Parish and manager Oliver Glasner have naturally had plenty of involvement in Palace’s summer comings and goings, but recruitment is now run chiefly by the assistant sporting director Ben Stevens and consultant Iain Moody, a previous incumbent of the Palace sporting director role until he resigned in 2014 over allegations of sharing “racist, homophobic and sexist text messages” with the ex-Cardiff City manager Malky Mackay.

Moody’s expertise is in the finer details of a transfer deal, and he was working for the club even before Freedman departed. As he is multilingual, he represented the club in their dealings with intermediaries and agents for deals to sign Daniel Munoz and Matheus Franca. He also handled Dean Henderson’s move from Manchester United in August 2023.

Moody has taken on far greater responsibility since Freedman left, and he could be seen towards the end of last season taking long phone calls in the car park at Palace’s Copers Cope Road training ground, speaking with intermediaries and contacts.

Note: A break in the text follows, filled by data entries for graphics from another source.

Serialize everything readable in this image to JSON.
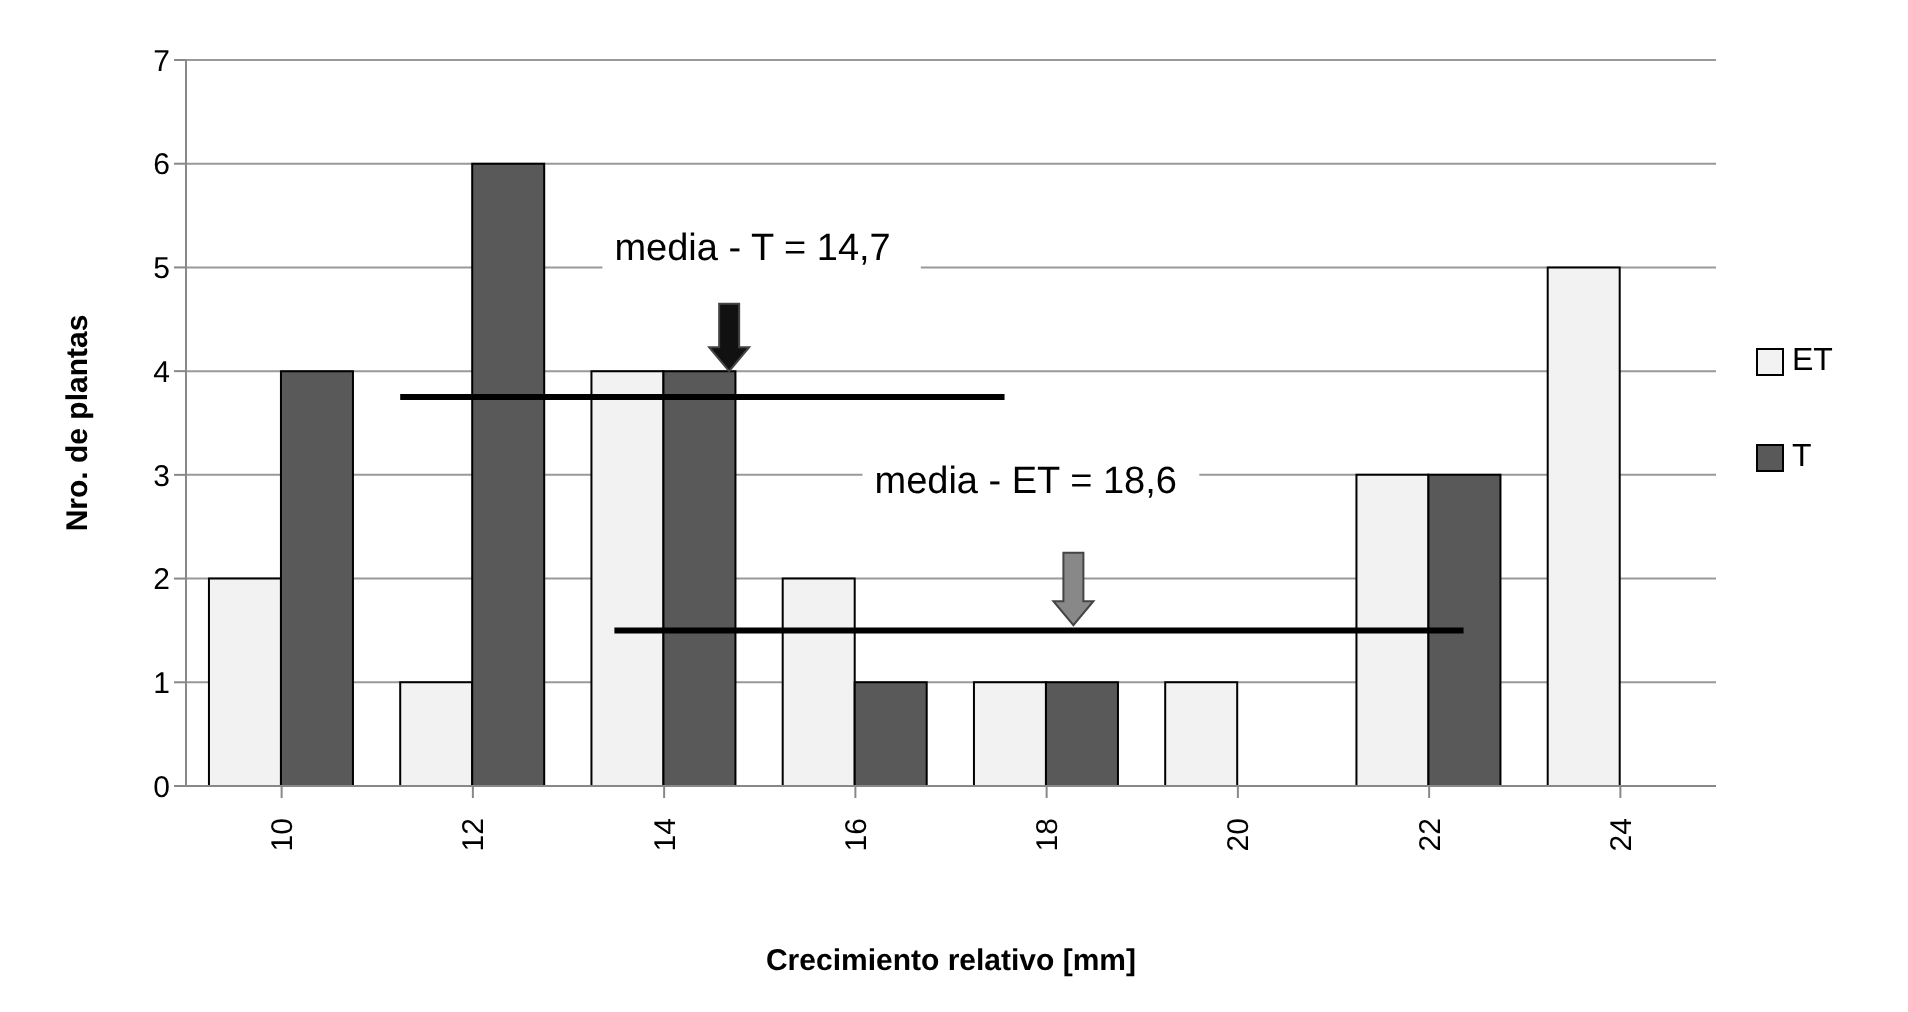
{
  "chart_data": {
    "type": "bar",
    "xlabel": "Crecimiento relativo [mm]",
    "ylabel": "Nro. de plantas",
    "categories": [
      "10",
      "12",
      "14",
      "16",
      "18",
      "20",
      "22",
      "24"
    ],
    "series": [
      {
        "name": "ET",
        "color": "#f2f2f2",
        "values": [
          2,
          1,
          4,
          2,
          1,
          1,
          3,
          5
        ]
      },
      {
        "name": "T",
        "color": "#595959",
        "values": [
          4,
          6,
          4,
          1,
          1,
          0,
          3,
          0
        ]
      }
    ],
    "ylim": [
      0,
      7
    ],
    "yticks": [
      0,
      1,
      2,
      3,
      4,
      5,
      6,
      7
    ],
    "grid": "y",
    "legend": "right",
    "ref_lines": [
      {
        "axis": "y",
        "value": 3.75,
        "color": "#000000"
      },
      {
        "axis": "y",
        "value": 1.5,
        "color": "#000000"
      }
    ],
    "annotations": [
      "media - T = 14,7",
      "media - ET = 18,6"
    ]
  }
}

Stevens, promoted to assistant sporting director last July, has also grown in stature at Palace. Having been Freedman’s number two, he is now the club’s most senior full-time staff member on the recruitment side. Stevens is regularly in contact with potential signings and is the direct line into the club for most Palace players’ agents and representatives, who catch up with him regularly.

In the week before he departed to take a lead over Al Diriyah’s strategy across all sports in Saudi Arabia, Freedman handed over a list of players worth pursuing over the summer, after it was he who formulated Palace’s initial summer plan. He has remained contactable to the recruitment team he left behind, offering periodic advice rather than cutting ties.

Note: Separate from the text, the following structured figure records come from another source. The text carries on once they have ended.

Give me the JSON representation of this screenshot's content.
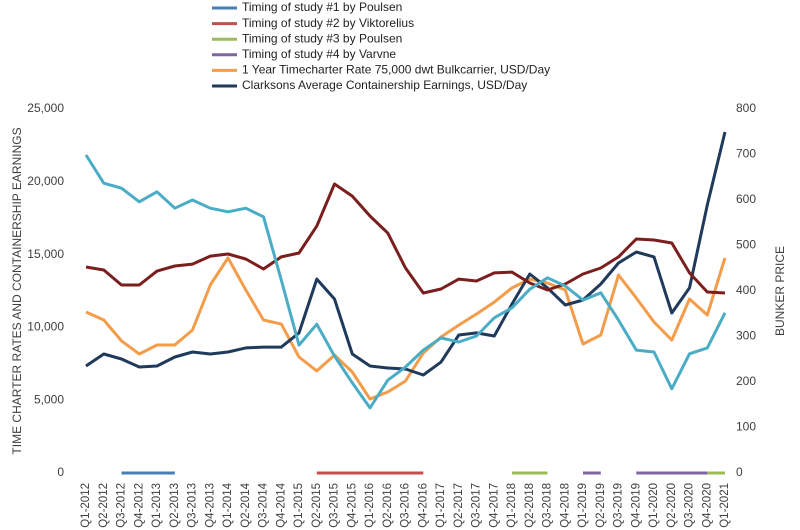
{
  "chart_data": {
    "type": "line",
    "ylabel": "TIME CHARTER RATES AND CONTAINERSHIP EARNINGS",
    "y2label": "BUNKER PRICE",
    "categories": [
      "Q1-2012",
      "Q2-2012",
      "Q3-2012",
      "Q4-2012",
      "Q1-2013",
      "Q2-2013",
      "Q3-2013",
      "Q4-2013",
      "Q1-2014",
      "Q2-2014",
      "Q3-2014",
      "Q4-2014",
      "Q1-2015",
      "Q2-2015",
      "Q3-2015",
      "Q4-2015",
      "Q1-2016",
      "Q2-2016",
      "Q3-2016",
      "Q4-2016",
      "Q1-2017",
      "Q2-2017",
      "Q3-2017",
      "Q4-2017",
      "Q1-2018",
      "Q2-2018",
      "Q3-2018",
      "Q4-2018",
      "Q1-2019",
      "Q2-2019",
      "Q3-2019",
      "Q4-2019",
      "Q1-2020",
      "Q2-2020",
      "Q3-2020",
      "Q4-2020",
      "Q1-2021"
    ],
    "ylim": [
      0,
      25000
    ],
    "yticks": [
      0,
      {
        "value": 5000,
        "label": "5,000"
      },
      {
        "value": 10000,
        "label": "10,000"
      },
      {
        "value": 15000,
        "label": "15,000"
      },
      {
        "value": 20000,
        "label": "20,000"
      },
      {
        "value": 25000,
        "label": "25,000"
      }
    ],
    "y2lim": [
      0,
      800
    ],
    "y2ticks": [
      0,
      100,
      200,
      300,
      400,
      500,
      600,
      700,
      800
    ],
    "series": [
      {
        "name": "Timing of study #1 by Poulsen",
        "color": "#4a7fb5",
        "values": [
          null,
          null,
          0,
          0,
          0,
          0,
          null,
          null,
          null,
          null,
          null,
          null,
          null,
          null,
          null,
          null,
          null,
          null,
          null,
          null,
          null,
          null,
          null,
          null,
          null,
          null,
          null,
          null,
          null,
          null,
          null,
          null,
          null,
          null,
          null,
          null,
          null
        ]
      },
      {
        "name": "Timing of study #2 by Viktorelius",
        "color": "#c0504d",
        "values": [
          null,
          null,
          null,
          null,
          null,
          null,
          null,
          null,
          null,
          null,
          null,
          null,
          null,
          0,
          0,
          0,
          0,
          0,
          0,
          0,
          null,
          null,
          null,
          null,
          null,
          null,
          null,
          null,
          null,
          null,
          null,
          null,
          null,
          null,
          null,
          null,
          null
        ]
      },
      {
        "name": "Timing of study #3 by Poulsen",
        "color": "#9bbb59",
        "values": [
          null,
          null,
          null,
          null,
          null,
          null,
          null,
          null,
          null,
          null,
          null,
          null,
          null,
          null,
          null,
          null,
          null,
          null,
          null,
          null,
          null,
          null,
          null,
          null,
          0,
          0,
          0,
          null,
          null,
          null,
          null,
          null,
          null,
          null,
          null,
          0,
          0
        ]
      },
      {
        "name": "Timing of study #4 by Varvne",
        "color": "#8064a2",
        "values": [
          null,
          null,
          null,
          null,
          null,
          null,
          null,
          null,
          null,
          null,
          null,
          null,
          null,
          null,
          null,
          null,
          null,
          null,
          null,
          null,
          null,
          null,
          null,
          null,
          null,
          null,
          null,
          null,
          0,
          0,
          null,
          0,
          0,
          0,
          0,
          0,
          null
        ]
      },
      {
        "name": "1 Year Timecharter Rate 75,000 dwt Bulkcarrier, USD/Day",
        "color": "#f39c4a",
        "values": [
          11060,
          10510,
          9070,
          8170,
          8790,
          8790,
          9820,
          12910,
          14770,
          12570,
          10510,
          10230,
          7970,
          7010,
          8100,
          6940,
          5080,
          5560,
          6320,
          8240,
          9340,
          10160,
          10920,
          11740,
          12710,
          13320,
          13050,
          12570,
          8860,
          9480,
          13600,
          12020,
          10370,
          9130,
          11950,
          10850,
          14770
        ]
      },
      {
        "name": "Clarksons Average Containership Earnings, USD/Day",
        "color": "#1f3a5a",
        "values": [
          7350,
          8170,
          7830,
          7280,
          7350,
          7970,
          8310,
          8170,
          8310,
          8590,
          8650,
          8650,
          9620,
          13320,
          11950,
          8170,
          7350,
          7210,
          7140,
          6730,
          7620,
          9480,
          9620,
          9410,
          11610,
          13670,
          12710,
          11540,
          11880,
          12980,
          14420,
          15180,
          14840,
          10990,
          12710,
          18410,
          23420
        ]
      },
      {
        "color": "#7b1e1e",
        "values": [
          14150,
          13940,
          12910,
          12910,
          13870,
          14220,
          14350,
          14900,
          15040,
          14700,
          14010,
          14840,
          15110,
          16960,
          19850,
          19020,
          17650,
          16480,
          14080,
          12360,
          12640,
          13320,
          13190,
          13740,
          13800,
          13050,
          12570,
          12980,
          13670,
          14080,
          14840,
          16070,
          16000,
          15800,
          13740,
          12430,
          12360
        ]
      },
      {
        "color": "#4bacc6",
        "axis": "y2",
        "values": [
          699,
          637,
          626,
          596,
          618,
          582,
          600,
          582,
          574,
          582,
          563,
          424,
          281,
          327,
          257,
          198,
          143,
          204,
          233,
          270,
          297,
          288,
          301,
          341,
          363,
          404,
          429,
          411,
          380,
          396,
          336,
          270,
          266,
          185,
          262,
          275,
          352
        ]
      }
    ]
  }
}
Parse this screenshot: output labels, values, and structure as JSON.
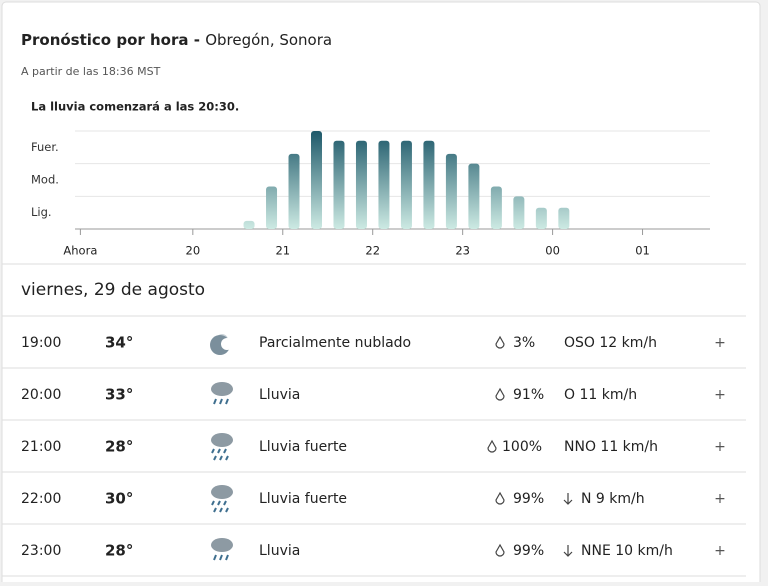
{
  "header": {
    "title": "Pronóstico por hora",
    "separator": "-",
    "location": "Obregón, Sonora",
    "subtitle": "A partir de las 18:36 MST"
  },
  "chart_data": {
    "type": "bar",
    "title": "La lluvia comenzará a las 20:30.",
    "x": [
      20.625,
      20.875,
      21.125,
      21.375,
      21.625,
      21.875,
      22.125,
      22.375,
      22.625,
      22.875,
      23.125,
      23.375,
      23.625,
      23.875,
      24.125
    ],
    "values": [
      0.25,
      1.3,
      2.3,
      3.0,
      2.7,
      2.7,
      2.7,
      2.7,
      2.7,
      2.3,
      2.0,
      1.3,
      1.0,
      0.65,
      0.65
    ],
    "xlim": [
      18.69,
      25.75
    ],
    "xticks": [
      {
        "value": 18.75,
        "label": "Ahora"
      },
      20,
      21,
      22,
      23,
      {
        "value": 24,
        "label": "00"
      },
      {
        "value": 25,
        "label": "01"
      }
    ],
    "ylim": [
      0,
      3
    ],
    "yticks": [
      0,
      1,
      2,
      3
    ],
    "levels": [
      "Lig.",
      "Mod.",
      "Fuer."
    ],
    "grid": true,
    "color_top": "#1d5869",
    "color_bottom": "#cdeae3"
  },
  "table": {
    "day": "viernes, 29 de agosto",
    "rows": [
      [
        "19:00",
        "34°",
        "Parcialmente nublado",
        "3%",
        "OSO 12 km/h",
        "+"
      ],
      [
        "20:00",
        "33°",
        "Lluvia",
        "91%",
        "O 11 km/h",
        "+"
      ],
      [
        "21:00",
        "28°",
        "Lluvia fuerte",
        "100%",
        "NNO 11 km/h",
        "+"
      ],
      [
        "22:00",
        "30°",
        "Lluvia fuerte",
        "99%",
        "N 9 km/h",
        "+"
      ],
      [
        "23:00",
        "28°",
        "Lluvia",
        "99%",
        "NNE 10 km/h",
        "+"
      ]
    ]
  }
}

Palace’s only signings so far have been back-up goalkeeper Walter Benítez, for free, and the Croatia left-back Borna Sosa. The £2m they spent on Sosa makes the Eagles one of the lowest-spending clubs across Europe’s major leagues in a summer that has yet to really get going for them.

Standard Sport understands they, along with Bournemouth, were last month offered the chance to sign the Brazilian winger Gabriel Silva from Portuguese club Santa Clara, but a deal never progressed because Palace opted against taking exploratory conversations further.

Instead, Palace have had a lot of focus on their impending European campaign and whether it is the Europa League or, as transpired, the Conference League in which they will compete.

Glasner vocalised his frustration last summer, and in January, and has done so again in this transfer window about the unhurried pace of Palace’s activity in the market.

His message to the board was clear when he insisted it would be a “mistake” for transfers to wait until they have made it past the Conference League play-off rounds.

If they did, he warned, the Eagles would be moving like a “reactive” rather than a proactive club. “You can't run a business where you're always reacting.”

On the flipside is the potential outgoings, and the huge question marks over the futures of Eberechi Eze and Marc Guehi. Eze’s £68m release clause expires on Friday, as Standard Sport first revealed, but neither Arsenal nor Tottenham are wanting to part with that amount of money. Guehi, meanwhile, is out of contract next summer and while Palace might want to cash in now, with Liverpool and Newcastle among those who are interested, Guehi is aware he would be playing roulette with his chances of starting for England at next summer’s World Cup if he were to move now.

Where Glasner tends to agree with the recruitment team, there are points of difference, naturally. For example, he is the main voice most in favour of Guehi staying, because he wants the defender available to him.

Talks over Glasner’s own future began with initial conversations over a new deal in spring but have not progressed into detailed negotiations about terms yet. It is understood that Parish does not anticipate the Austrian agreeing to a long-term deal, so a short or medium-term extension is more in line with what Palace would see as potentially feasible.

In the here and now, Glasner wanted two attackers and two defenders to be signed this summer. Granted, Palace do tend to move late in the market, and often that means paying below market rate for a player, but it remains to be seen over the coming fortnight whether Glasner is fully granted his wish.